The early voting period has passed, so if you’re one of the roughly 1.5 million Texans who waits until Election Day to cast a ballot, early voting returns suggest you may be in for a bit of a wait at the polls. While you can spend the time chatting with your fellow citizens about matters of local interest (how ’bout that six-game Texans winning streak?), or anxiously refreshing FiveThirtyEight on your phone to see if your preferred party is poised to gain or maintain power, you don’t have to do so without musical accompaniment.

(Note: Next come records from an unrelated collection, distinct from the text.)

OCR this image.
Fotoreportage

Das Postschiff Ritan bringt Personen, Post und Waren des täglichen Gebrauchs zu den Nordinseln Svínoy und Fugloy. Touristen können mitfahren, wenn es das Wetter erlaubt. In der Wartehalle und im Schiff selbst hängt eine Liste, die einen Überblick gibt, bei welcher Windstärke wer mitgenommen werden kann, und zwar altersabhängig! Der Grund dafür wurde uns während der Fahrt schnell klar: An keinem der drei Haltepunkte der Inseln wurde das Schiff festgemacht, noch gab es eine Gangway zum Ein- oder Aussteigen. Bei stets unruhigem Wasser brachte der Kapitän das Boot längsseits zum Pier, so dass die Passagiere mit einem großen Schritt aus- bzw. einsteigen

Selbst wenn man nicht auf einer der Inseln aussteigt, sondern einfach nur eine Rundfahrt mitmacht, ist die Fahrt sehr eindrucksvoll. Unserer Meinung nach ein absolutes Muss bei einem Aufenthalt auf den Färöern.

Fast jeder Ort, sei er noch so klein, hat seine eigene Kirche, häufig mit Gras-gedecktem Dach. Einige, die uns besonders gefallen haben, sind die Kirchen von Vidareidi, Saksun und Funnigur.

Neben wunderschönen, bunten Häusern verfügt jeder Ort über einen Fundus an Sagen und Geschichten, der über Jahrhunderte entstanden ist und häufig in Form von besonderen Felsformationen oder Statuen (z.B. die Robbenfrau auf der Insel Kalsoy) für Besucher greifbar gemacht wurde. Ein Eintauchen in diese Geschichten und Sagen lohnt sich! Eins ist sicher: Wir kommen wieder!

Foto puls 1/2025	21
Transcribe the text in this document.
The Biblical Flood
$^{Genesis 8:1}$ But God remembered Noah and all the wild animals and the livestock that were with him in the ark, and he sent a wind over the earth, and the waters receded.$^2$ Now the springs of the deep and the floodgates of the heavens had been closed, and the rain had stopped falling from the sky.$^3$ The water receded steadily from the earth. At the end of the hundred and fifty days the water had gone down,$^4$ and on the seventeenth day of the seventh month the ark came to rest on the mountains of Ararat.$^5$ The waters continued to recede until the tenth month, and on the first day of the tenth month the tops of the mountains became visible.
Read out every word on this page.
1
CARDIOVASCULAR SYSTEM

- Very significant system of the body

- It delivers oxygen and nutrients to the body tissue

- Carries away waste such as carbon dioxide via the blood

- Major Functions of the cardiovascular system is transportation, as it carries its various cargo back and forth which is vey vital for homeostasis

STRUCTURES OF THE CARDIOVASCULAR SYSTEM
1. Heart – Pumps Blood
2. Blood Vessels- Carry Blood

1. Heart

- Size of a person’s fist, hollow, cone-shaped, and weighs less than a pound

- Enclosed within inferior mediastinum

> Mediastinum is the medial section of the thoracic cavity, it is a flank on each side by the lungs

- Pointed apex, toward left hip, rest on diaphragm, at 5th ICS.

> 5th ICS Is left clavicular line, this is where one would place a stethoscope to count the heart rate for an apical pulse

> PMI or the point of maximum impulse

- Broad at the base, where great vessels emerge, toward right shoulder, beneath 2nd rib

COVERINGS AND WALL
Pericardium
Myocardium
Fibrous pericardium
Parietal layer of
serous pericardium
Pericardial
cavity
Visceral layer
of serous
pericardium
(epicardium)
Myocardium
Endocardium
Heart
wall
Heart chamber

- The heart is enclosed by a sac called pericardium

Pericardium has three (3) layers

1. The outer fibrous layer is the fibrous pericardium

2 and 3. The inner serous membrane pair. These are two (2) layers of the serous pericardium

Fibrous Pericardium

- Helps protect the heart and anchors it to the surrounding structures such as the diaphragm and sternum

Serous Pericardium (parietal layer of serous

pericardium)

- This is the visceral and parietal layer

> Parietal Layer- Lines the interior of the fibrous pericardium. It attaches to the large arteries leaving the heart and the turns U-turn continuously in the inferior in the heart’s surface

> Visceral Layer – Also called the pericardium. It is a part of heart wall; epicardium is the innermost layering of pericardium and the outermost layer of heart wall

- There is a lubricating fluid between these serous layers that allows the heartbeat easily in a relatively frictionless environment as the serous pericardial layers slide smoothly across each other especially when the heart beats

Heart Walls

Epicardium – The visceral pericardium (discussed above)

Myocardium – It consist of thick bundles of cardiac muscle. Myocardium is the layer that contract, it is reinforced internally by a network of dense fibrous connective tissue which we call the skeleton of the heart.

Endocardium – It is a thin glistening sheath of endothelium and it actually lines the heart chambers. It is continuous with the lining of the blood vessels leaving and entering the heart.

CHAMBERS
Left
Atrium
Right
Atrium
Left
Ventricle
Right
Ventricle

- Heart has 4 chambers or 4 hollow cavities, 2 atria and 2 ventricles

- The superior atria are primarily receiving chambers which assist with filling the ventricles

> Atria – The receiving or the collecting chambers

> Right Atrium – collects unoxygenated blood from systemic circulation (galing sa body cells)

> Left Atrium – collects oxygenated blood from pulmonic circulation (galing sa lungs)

Spotify, which is based in Sweden but is the most popular music streaming service in the U.S., created a playlist, “Get vocal, Texas!” to offer encouragement to voters in the run-up to the election. The list, which was published last week in time for the final five days of early voting, features a number of tunes that might not be considered traditionally Texan—there’s no Willie, no Bun B, no Miranda Lambert, no Beyoncé—but which, according to the advanced algorithm that dictates musical taste in 2018, is popular among Texans who use Spotify right now.
As such, the 20-song, 64-minute playlist is relatively light on actual Texans—Travis Scott is well represented, with songs from Astroworld making up 15 percent of the list, while underground Houston rappers Joe Weed, J.D. Arthur, and K.C. Hunt each get a track—instead favoring songs that Texans apparently listen to at a slightly higher rate than do listeners in other states. Hence, Texans get Maluma’s “Mala Mia,” Atlanta rapper Russ’s “Losin Control,” and Louisiana Christian vocalist Lauren Daigle’s “You Say.” (The list for California, meanwhile, gets two different Travis Scott songs, Russ’s “Missin You Crazy,” and swerves with Ariana Grande’s “Sweetener.”)
It’s kind of a random collection of tracks, in other words, but voting is important, so if Spotify wants to deploy its algorithm in the effort to get more voices heard in Texas, doing so with an assortment of songs linked only by some magic computer math isn’t the worst idea we’ve ever heard. At the very least, it probably means something to the small-time Houston rappers who’ve found themselves alongside Travis Scott in unwittingly encouraging people to perform their civic duty.